Anthony Braxton (again)
I’m only now beginning to appreciate the music & musicianship of Anthony Braxton. I have listened to him in the past, I have seen him perform live a few times, but his music never “arrived”, so to say, in my heart nor head. Yes, I loved him on Dave Hollands Conference of the Birds, I have a record with Ray Anderson, John Lindbergh and Thurman Barker from I think 1979 or 1984, I pushed record on the taperecorder whenever some Braxton would come on the radio. But when I was frantically discovering all the jazz, going from Parker to Dolphy to Coltrane and Ornette, and then on to David Murray, Art Ensemble of Chicago, Henry Threadgill — I somehow skipped Braxton. I knew that he was considered a major voice and For Alto sort of a defining moment of seventies jazz/impro. I knew that I should try to get hold of his work with Barry Altschull. But his tone seemed so thin, he looked so rationally, unpassionately professorlike, that I never did.
But now look at his 1980 performance of Coltrane’s Impressions — at Youtube: http://www.youtube.com/watch?v=0o0AYFRFX7g.

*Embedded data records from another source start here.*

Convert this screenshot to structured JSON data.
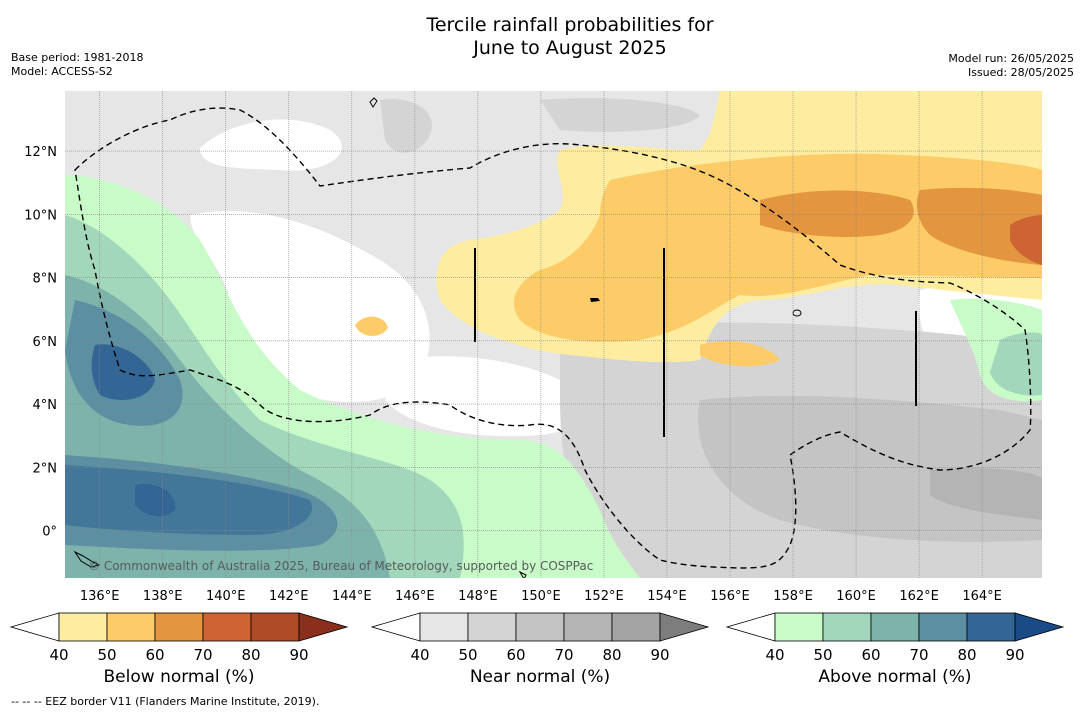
{
  "title_line1": "Tercile rainfall probabilities for",
  "title_line2": "June to August 2025",
  "base_period": "Base period: 1981-2018",
  "model": "Model: ACCESS-S2",
  "model_run": "Model run: 26/05/2025",
  "issued": "Issued: 28/05/2025",
  "copyright": "© Commonwealth of Australia 2025, Bureau of Meteorology, supported by COSPPac",
  "footnote": "--  --  -- EEZ border V11 (Flanders Marine Institute, 2019).",
  "map": {
    "lon_labels": [
      "136°E",
      "138°E",
      "140°E",
      "142°E",
      "144°E",
      "146°E",
      "148°E",
      "150°E",
      "152°E",
      "154°E",
      "156°E",
      "158°E",
      "160°E",
      "162°E",
      "164°E"
    ],
    "lat_labels": [
      "12°N",
      "10°N",
      "8°N",
      "6°N",
      "4°N",
      "2°N",
      "0°"
    ],
    "lon_range": [
      134.9,
      165.9
    ],
    "lat_range": [
      -1.5,
      13.9
    ]
  },
  "colorbars": [
    {
      "name": "below",
      "label": "Below normal (%)",
      "ticks": [
        "40",
        "50",
        "60",
        "70",
        "80",
        "90"
      ],
      "colors": [
        "#ffffff",
        "#feeda0",
        "#fdcc69",
        "#e3963f",
        "#cd6432",
        "#b04b27",
        "#8b2f1d"
      ]
    },
    {
      "name": "near",
      "label": "Near normal (%)",
      "ticks": [
        "40",
        "50",
        "60",
        "70",
        "80",
        "90"
      ],
      "colors": [
        "#ffffff",
        "#e6e6e6",
        "#d4d4d4",
        "#c4c4c4",
        "#b4b4b4",
        "#a4a4a4",
        "#7d7d7d"
      ]
    },
    {
      "name": "above",
      "label": "Above normal (%)",
      "ticks": [
        "40",
        "50",
        "60",
        "70",
        "80",
        "90"
      ],
      "colors": [
        "#ffffff",
        "#c8fbc8",
        "#a2d7bb",
        "#7eb3ab",
        "#5c8fa1",
        "#336694",
        "#1a4b87"
      ]
    }
  ]
}
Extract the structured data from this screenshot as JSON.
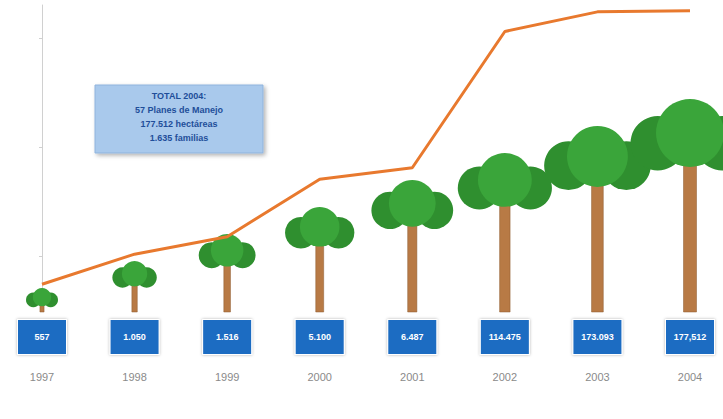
{
  "chart_data": {
    "type": "line",
    "categories": [
      "1997",
      "1998",
      "1999",
      "2000",
      "2001",
      "2002",
      "2003",
      "2004"
    ],
    "values": [
      557,
      1050,
      1516,
      5100,
      6487,
      114475,
      173093,
      177512
    ],
    "value_labels": [
      "557",
      "1.050",
      "1.516",
      "5.100",
      "6.487",
      "114.475",
      "173.093",
      "177,512"
    ],
    "color": "#e8792e",
    "log": "y",
    "ylim": [
      400,
      200000
    ],
    "yticks": [
      1000,
      10000,
      100000
    ],
    "grid": false,
    "tick_labels": "x",
    "data_labels": true,
    "annotation": [
      "TOTAL 2004:",
      "57 Planes de Manejo",
      "177.512 hectáreas",
      "1.635 familias"
    ]
  }
}
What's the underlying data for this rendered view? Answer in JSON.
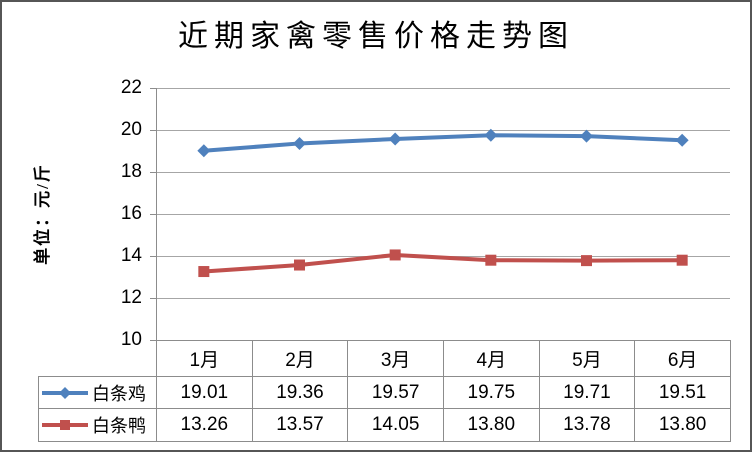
{
  "chart_data": {
    "type": "line",
    "title": "近期家禽零售价格走势图",
    "ylabel": "单位：元/斤",
    "xlabel": "",
    "categories": [
      "1月",
      "2月",
      "3月",
      "4月",
      "5月",
      "6月"
    ],
    "series": [
      {
        "name": "白条鸡",
        "marker": "diamond",
        "color": "#4F81BD",
        "values": [
          19.01,
          19.36,
          19.57,
          19.75,
          19.71,
          19.51
        ],
        "formatted": [
          "19.01",
          "19.36",
          "19.57",
          "19.75",
          "19.71",
          "19.51"
        ]
      },
      {
        "name": "白条鸭",
        "marker": "square",
        "color": "#C0504D",
        "values": [
          13.26,
          13.57,
          14.05,
          13.8,
          13.78,
          13.8
        ],
        "formatted": [
          "13.26",
          "13.57",
          "14.05",
          "13.80",
          "13.78",
          "13.80"
        ]
      }
    ],
    "yticks": [
      22,
      20,
      18,
      16,
      14,
      12,
      10
    ],
    "ylim": [
      10,
      22
    ],
    "grid": true,
    "legend_position": "data-table-left",
    "data_table_shown": true
  },
  "colors": {
    "series1": "#4F81BD",
    "series2": "#C0504D",
    "gridline": "#A6A6A6",
    "axis": "#8C8C8C",
    "table_border": "#8C8C8C",
    "frame_border": "#565656",
    "text": "#000000",
    "background": "#FFFFFF"
  }
}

My discovery of Braxton is triggered partly by the discussion on 1970s jazz that travelled through various music-blogs last week — after Dave Douglas asked if someone could come up with a list of what is most worthwile from that era of jazz. See a.o. the wonderful http://destination-out.com/ & http://thebadplus.typepad.com/dothemath/2006/08/ethan_iversons_.html. A difficult era — if you ask me –. Jazz lost it’s place in the hierarchy of music to rock, and after freejazz there seemed to to be no way ‘onwards’. Looking back in retrospect at the legacy of seventies jazz — even if one leaves out the European free improv-scene and some spaced-out jazzrock — this seems unbelievable: so many great new sounds evolved. I tried to make my list: Henry Threadgill (hardly mentioned, strangely), Lawrence Butch Morris (his conductions are, well, awesome — they move me deeply), Anthony Braxton, David Murray, Richard Muhal Abrams, John Carter, Gerry Hemingway (also hardly ever mentioned — his early trio with Ray Anderson & Mark Helias is wonderful), Roscoe Mitchell, George Lewis… And that’s just a few of the persons who came up with new conceptions, mixtures and radical sounds. See, I don’t even mention New York downtown scene (some of the best Zorn-stuff is late seventies).